Data Flow from Massimo Paolucci on 2003-10-10 (www-ws@w3.org from October 2003)

From: Massimo Paolucci <paolucci@cs.cmu.edu>
Date: Thu, 09 Oct 2003 20:50:33 -0400
To: www-ws@w3.org
Message-ID: <3F860259.3030208@cs.cmu.edu>
The data-flow mechanism for OWL-S  1.0 is still somewhat in flux.  I will
try to make a proposal here that seems to be a compromise between all
the proposals that have been put forward so far (at least as far as I
can remember).

Drew proposed to define a new type of object that he called "dataLink"
in a first incarnation and "channel" in the more recent surface language
proposal.  Inputs and outputs of processes are represented as
properties to the channel or from the channel.

An alternative proposal has been sometime labelled "Martin&Paolucci"
which assumes that there are input/outputs parameters, processes have
an input relation with an input parameter and an output relation with
an output parameter.  This latter viewpoint has also been adopted by
Martha's proposal for IOPEs.

While the two proposals seem to be quite distant, there is a simple
way to combine them using the owl sameAs construct.

 From the owl reference document:

     The built-in OWL property owl:sameAs links an individual to an
     individual. Such an owl:sameAs statement indicates that two URI
     references actually refer to the same thing: the individuals have
     the same "identity".

We could then say that there are inputs and outputs parameters, and
that the data flow is then represented by asserting a sameAs relation
between an input and an output.  Effectively those input and output
become the very same object in the context of the process model, which
looks very similar to Drew's channel proposal.

A somewhat better way to do the same thing is to define a new property
"dataLink" that is a subproperty of sameAs but is restricted to relate
outputs to inputs.  This property is defined as follows.


<owl:ObjectProperty rdf:ID="dataLink">
  <rdfs:subPropertyOf rdf:resource="&owl;#sameAs"/>
  <rdfs:domain rdf:resource="#Output"/>
  <rdfs:range rdf:resource="#Input"/>
</owl:ObjectProperty>


The advantage is that we introduce some sort of directionality to data
links, and we allow for some control on the validity of process
models: any process model that defines a dataLink departing from an
input would be invalid and we can detect that.

We could also gain more control on the description of the process
model by adding the following two statements which constrain the
values of any input to be set by an output.  Note that there is no
restriction on outputs, so any output can set may inputs.

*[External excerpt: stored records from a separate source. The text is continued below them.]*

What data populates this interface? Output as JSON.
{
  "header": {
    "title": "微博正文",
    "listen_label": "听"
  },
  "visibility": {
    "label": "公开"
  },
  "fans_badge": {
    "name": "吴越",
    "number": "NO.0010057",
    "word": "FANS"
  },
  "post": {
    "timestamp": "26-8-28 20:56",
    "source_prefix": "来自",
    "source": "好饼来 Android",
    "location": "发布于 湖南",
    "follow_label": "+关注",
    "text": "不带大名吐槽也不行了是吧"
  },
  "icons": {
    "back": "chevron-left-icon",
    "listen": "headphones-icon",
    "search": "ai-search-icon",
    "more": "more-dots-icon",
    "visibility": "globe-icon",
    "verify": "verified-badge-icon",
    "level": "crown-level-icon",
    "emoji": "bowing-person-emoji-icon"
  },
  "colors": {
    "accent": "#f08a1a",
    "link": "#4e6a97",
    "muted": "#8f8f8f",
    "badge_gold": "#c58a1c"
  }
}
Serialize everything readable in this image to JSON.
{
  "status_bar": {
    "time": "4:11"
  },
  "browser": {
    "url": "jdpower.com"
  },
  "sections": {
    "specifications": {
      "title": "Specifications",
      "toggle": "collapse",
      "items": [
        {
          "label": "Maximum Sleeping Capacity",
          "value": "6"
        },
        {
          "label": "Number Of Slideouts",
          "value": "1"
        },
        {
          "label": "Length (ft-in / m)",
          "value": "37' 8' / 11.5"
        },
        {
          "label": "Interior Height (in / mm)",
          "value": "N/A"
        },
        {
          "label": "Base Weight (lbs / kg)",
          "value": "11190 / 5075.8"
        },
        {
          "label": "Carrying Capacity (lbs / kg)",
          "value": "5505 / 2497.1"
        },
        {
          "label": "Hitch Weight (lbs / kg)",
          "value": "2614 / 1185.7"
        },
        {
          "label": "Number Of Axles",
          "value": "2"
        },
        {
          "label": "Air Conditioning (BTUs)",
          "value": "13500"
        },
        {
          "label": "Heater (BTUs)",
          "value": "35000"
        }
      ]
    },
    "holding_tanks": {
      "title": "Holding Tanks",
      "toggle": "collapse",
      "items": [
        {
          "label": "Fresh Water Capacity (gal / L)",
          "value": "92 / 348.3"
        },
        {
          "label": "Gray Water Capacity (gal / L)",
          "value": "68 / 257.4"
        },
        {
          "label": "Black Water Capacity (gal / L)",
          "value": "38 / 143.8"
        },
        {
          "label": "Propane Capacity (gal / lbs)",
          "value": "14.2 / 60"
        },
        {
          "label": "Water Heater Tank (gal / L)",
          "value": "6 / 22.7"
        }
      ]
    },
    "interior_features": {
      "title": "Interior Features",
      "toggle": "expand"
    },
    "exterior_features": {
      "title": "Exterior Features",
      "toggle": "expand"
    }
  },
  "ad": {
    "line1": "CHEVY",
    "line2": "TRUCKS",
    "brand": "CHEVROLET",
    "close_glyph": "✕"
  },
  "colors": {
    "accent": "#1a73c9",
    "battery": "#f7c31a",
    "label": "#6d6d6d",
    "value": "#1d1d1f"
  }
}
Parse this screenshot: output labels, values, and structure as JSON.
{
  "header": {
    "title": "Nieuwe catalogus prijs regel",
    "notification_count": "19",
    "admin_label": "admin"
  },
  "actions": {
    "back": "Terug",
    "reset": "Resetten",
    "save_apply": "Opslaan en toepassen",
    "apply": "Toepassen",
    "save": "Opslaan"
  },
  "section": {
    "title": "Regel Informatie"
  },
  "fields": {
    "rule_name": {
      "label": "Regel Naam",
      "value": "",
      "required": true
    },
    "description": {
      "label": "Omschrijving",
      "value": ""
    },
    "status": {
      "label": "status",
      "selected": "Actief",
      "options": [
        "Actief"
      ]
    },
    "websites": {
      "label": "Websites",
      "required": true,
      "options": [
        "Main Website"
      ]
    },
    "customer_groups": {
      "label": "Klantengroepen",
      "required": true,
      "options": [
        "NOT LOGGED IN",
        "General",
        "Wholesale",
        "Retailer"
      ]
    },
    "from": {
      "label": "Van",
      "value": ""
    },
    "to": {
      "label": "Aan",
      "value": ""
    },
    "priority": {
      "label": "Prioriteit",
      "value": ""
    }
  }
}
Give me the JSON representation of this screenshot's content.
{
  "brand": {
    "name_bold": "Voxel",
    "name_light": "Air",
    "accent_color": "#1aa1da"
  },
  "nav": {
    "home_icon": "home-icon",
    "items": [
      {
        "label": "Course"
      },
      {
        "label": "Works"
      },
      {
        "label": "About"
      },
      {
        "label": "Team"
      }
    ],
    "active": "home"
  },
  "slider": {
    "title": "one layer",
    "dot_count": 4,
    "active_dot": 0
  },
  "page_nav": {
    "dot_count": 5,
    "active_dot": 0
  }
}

<owl:ObjectProperty rdf:ID="dataFrom">
  <owl:inverseOf rdf:resource="#dataLink"/>
</owl:ObjectProperty>

<owl:Class rdf:about="Input">
  <owl:Restriction>
    <owl:onProperty rdf:resource="dataFrom"/>
    <owl:cardinality 
rdf:datatype="&xsd;nonNegativeInteger">1</owl:cardinality>
  </owl:Restriction>
</owl:Class>

Also,  this solution does not make process models more wordy, we just
define data links,  the inverse relation and the restriction on the
Input are taken care automatically by the processors.

My vote as usual goes for the highest level of control so I would add
to the Process Model the properties dataLink and dataFrom, and the
restriction on Inputs.

--- Massimo
Received on Thursday, 9 October 2003 20:51:18 UTC